打斗间,他进攻得更为凶猛,我不得不后仰腰。
眼见就要收不住了……
“够了!”温蘅怒喝,伴随着拐杖重重敲击地面的声音,“像什么样子!”
面对温蘅的滔天怒火,温有容不疾不徐,放缓了节奏。
最终,他结束了这个火热、漫长的吻,漫不经心地在我发-热的唇角轻啄几口。
“我会的。”他大手托住我的腰,帮我扶起,“想要我捎什么回来吗?”
我讶异他的问题,随即开口,“第一根掠过你肩头的树枝。”
温有容笑得意味深长,我总觉得他看穿了我——我不是幻想自己是灰姑娘,在开口的那刻,我巴不得他跟灰姑娘的父亲一样遭遇不测。
但他没有多说,走过我,温和地请周遗梦出去走走。
我暗嗤:瞧,又是风度翩翩的衣冠禽兽样了。
周遗梦脸色不太好,但还是微笑着说“麻烦你了”,随后就跟着温有容出门。
温蘅吹胡子瞪眼,显然怒气不减,碍于有客人在,才没有彻底发作。
待周遗梦和温有容双双出门,温蘅冷哼一声,大动静上楼。
温有心规规矩矩喊剩下面面相觑的几个人,随后把我拖出去。
闻到混杂青草味的新鲜空气,我倒舒坦不少,“怎么了?”
温有心攀扯路边干枯了的葡萄藤,“二嫂,你比我厉害多了。”
她脸蛋冻得通红,看起来可人极了。
我倒不想多提,“你可以不用管我,我自己能适应。”
虽说我练得没脸没皮,但刚才的热吻害我有点害羞。
她手抚着葡萄藤,缓步往前,“今天爷爷要招待客人,就是周家的。其实周姐姐的确很好,出生好、脾气好,还有能力。她读的是国外的名校,现在镀金回来,可不是香饽饽。”
我跟上她,“你倒也不是什么都不懂。”
她一仰脖子,小傲娇,“那是,我又不是小孩子。”
我乐了。
她气鼓鼓地看我,活像只松鼠。
摸摸她柔软的头发,我算是顺她的毛。
果然,几秒后,她殷勤地凑向我,“二嫂,你要不要跟我去大嫂家?二哥晚上会去,你也不想周家人一起吃午饭吧?”

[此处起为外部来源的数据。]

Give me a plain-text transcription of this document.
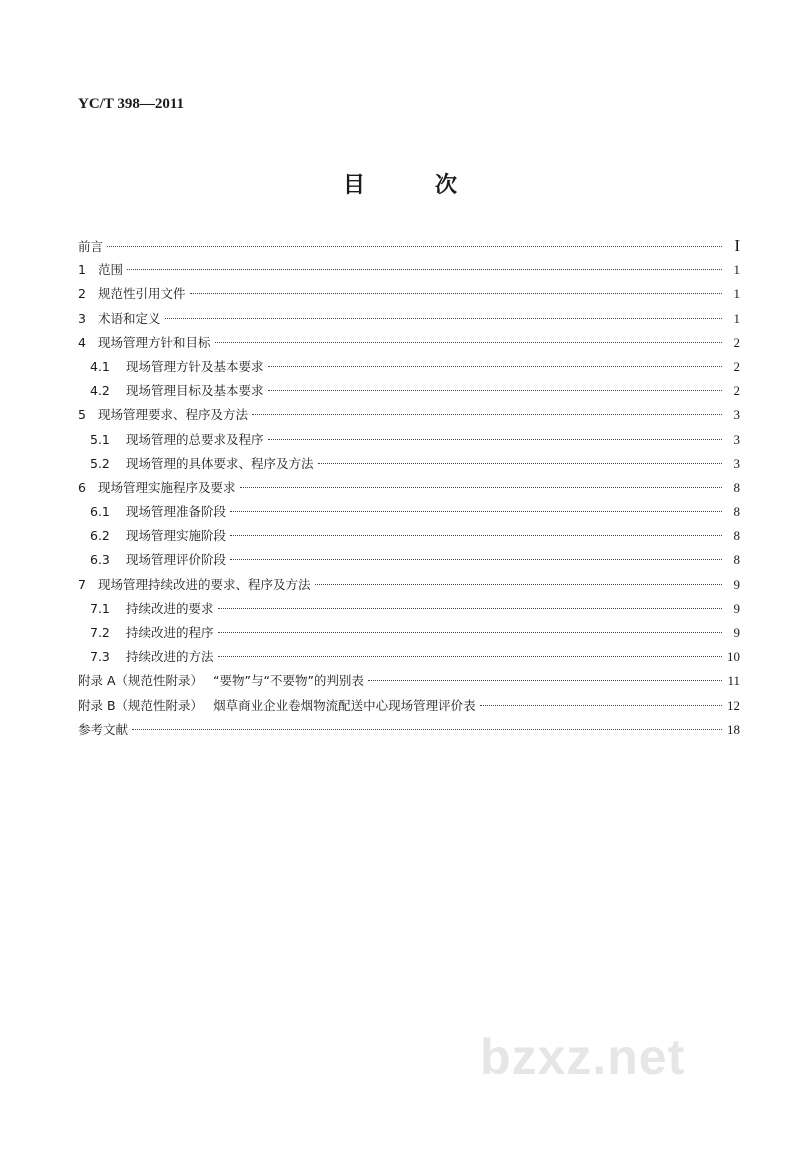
YC/T 398—2011
目　次
前言	I
1 范围	1
2 规范性引用文件	1
3 术语和定义	1
4 现场管理方针和目标	2
4.1 现场管理方针及基本要求	2
4.2 现场管理目标及基本要求	2
5 现场管理要求、程序及方法	3
5.1 现场管理的总要求及程序	3
5.2 现场管理的具体要求、程序及方法	3
6 现场管理实施程序及要求	8
6.1 现场管理准备阶段	8
6.2 现场管理实施阶段	8
6.3 现场管理评价阶段	8
7 现场管理持续改进的要求、程序及方法	9
7.1 持续改进的要求	9
7.2 持续改进的程序	9
7.3 持续改进的方法	10
附录 A（规范性附录） “要物”与“不要物”的判别表	11
附录 B（规范性附录） 烟草商业企业卷烟物流配送中心现场管理评价表	12
参考文献	18
bzxz.net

跟周家人同桌吃饭是不自在,我跟温有心去王家,那是不合适。
但小姑娘蛮横起来,不讲道理,死活让我去。
我怕了她,只要答应。反正温有容晚上会过去,我这个“未婚妻”也不算唐突到底了。
我是坐温有容的车回来的,因此去王家,只能坐温有度的车。
想到温有度男女通吃,不仅和侯在斯纠缠不清,还想过要我取-悦他……我是怎么看他都不顺眼。
坐在副驾驶座上的王泱,气场偏冷。但凡跟我照面,她都不咸不淡地冲我点下头。本来我以为她和温蘅一样觉得我不配嫁给温有容,很快我发现她对谁都不热络。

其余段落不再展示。